Her türlü köpek, bilinçsiz ya da kötü amaçlı insanların elinde tehlikeli bir hale gelebilir. Ama böyle insanların elindeki Pit Bull ırkı bir köpekse, bu hayvanın gücünden dolayı tehlike daha büyüktür. Isırma sonucunda insanda derin yaralanmalara, ağır kanamalara ve kemik kırılmalarına neden olabilir... Isırma olayları, bu ırkın genel davranış standartlarına uygun olmayıp özellikle "yetiştirme hatalarına" bağlı bireysel olgular olsa da, Pit Bull’lar gücü ve agresyona yatkınlığı göz önüne alınıp iyi şekilde yetiştirilmelidir. Bu nedenle herkesin Pit Bull beslemesi doğru değildir.

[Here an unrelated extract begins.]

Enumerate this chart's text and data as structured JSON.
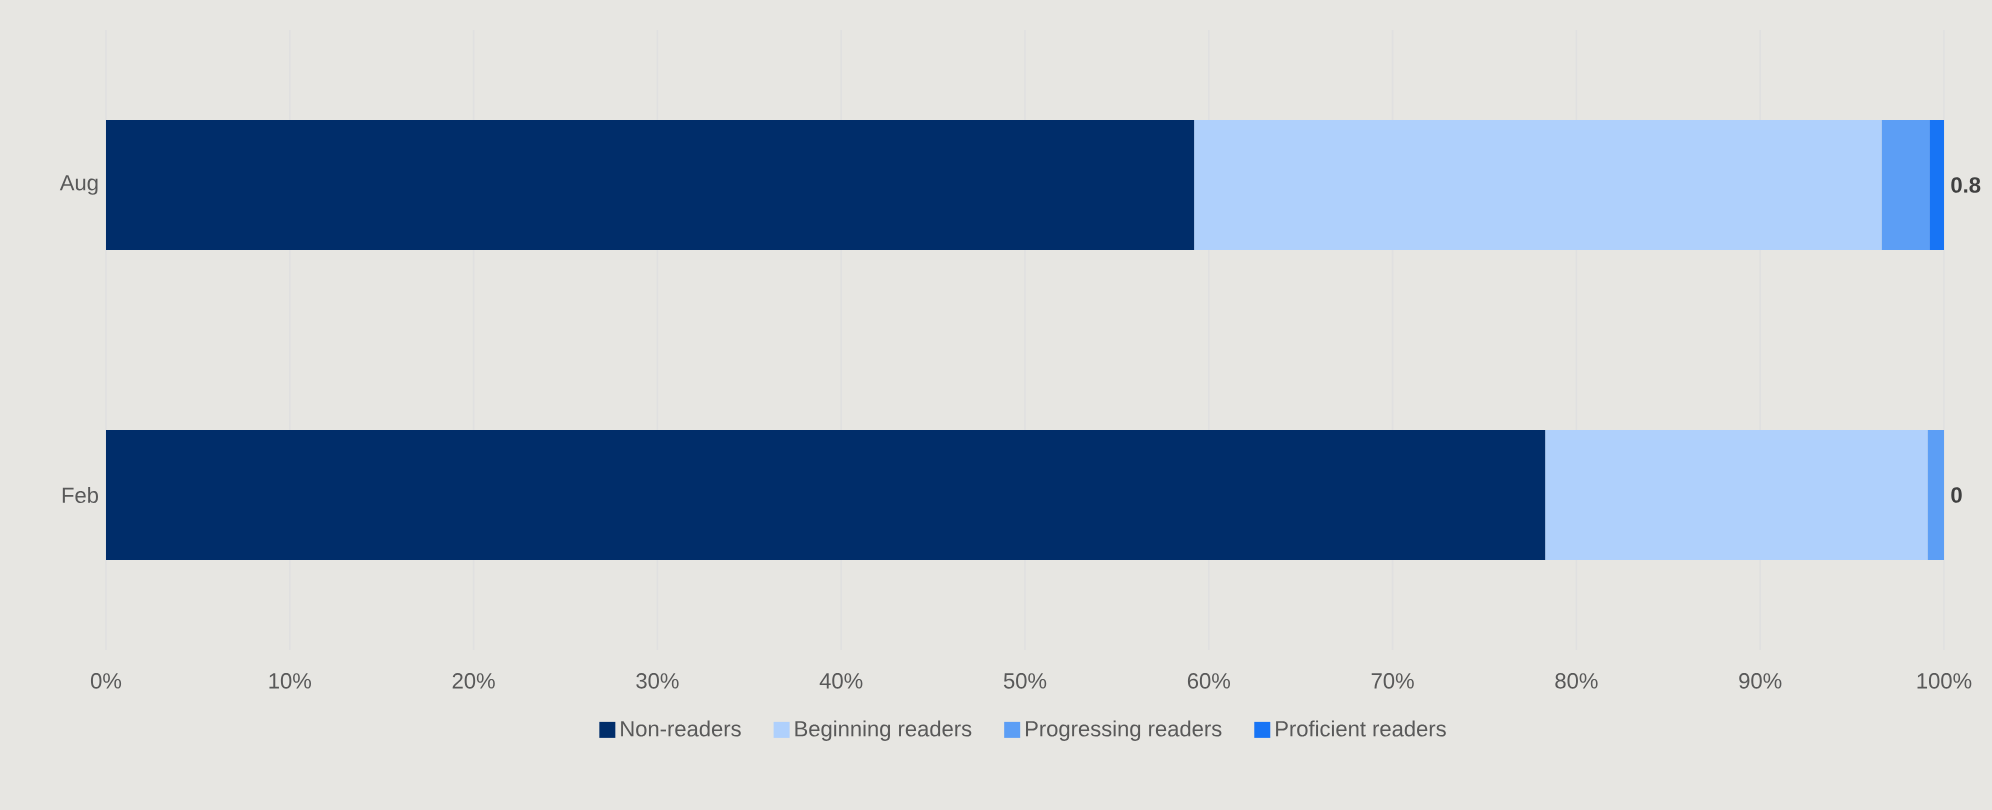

PİT BULL’LARA YÖNELİK HURAFELER ÇOK

» Peki Pit Bull’ların bu kötü şöhreti nereden kaynaklanıyor peki?

-Pit bulların kötü şöhreti bu güçlerinden daha çok, haklarındaki hurafelerden kaynaklanmaktadır. “Isırdığı zaman çenesinin kilitlenmesi veya çenesinin birkaç tonluk sıkma kapasitesine sahip olması” gibi tamamen uydurma haberler bu hayvandan korkulmasına yol açmıştır (Bu iddialar tamamen uydurmadır. Bilimsel hiçbir yönü yoktur. Pit Bull’ların çeneleri diğer hemen hemen aynı yapıya sahiptir. Anatomik fark sadece ölçülerdedir. Herhangi bir kilit sistemi mevcut değildir. Isırdığı bölgeyi kolay kolay bırakmak istememesi nedeniyle kilitlenmiş bir görünüm alabilse de gerçek bir kilitlenme söz konusu değildir).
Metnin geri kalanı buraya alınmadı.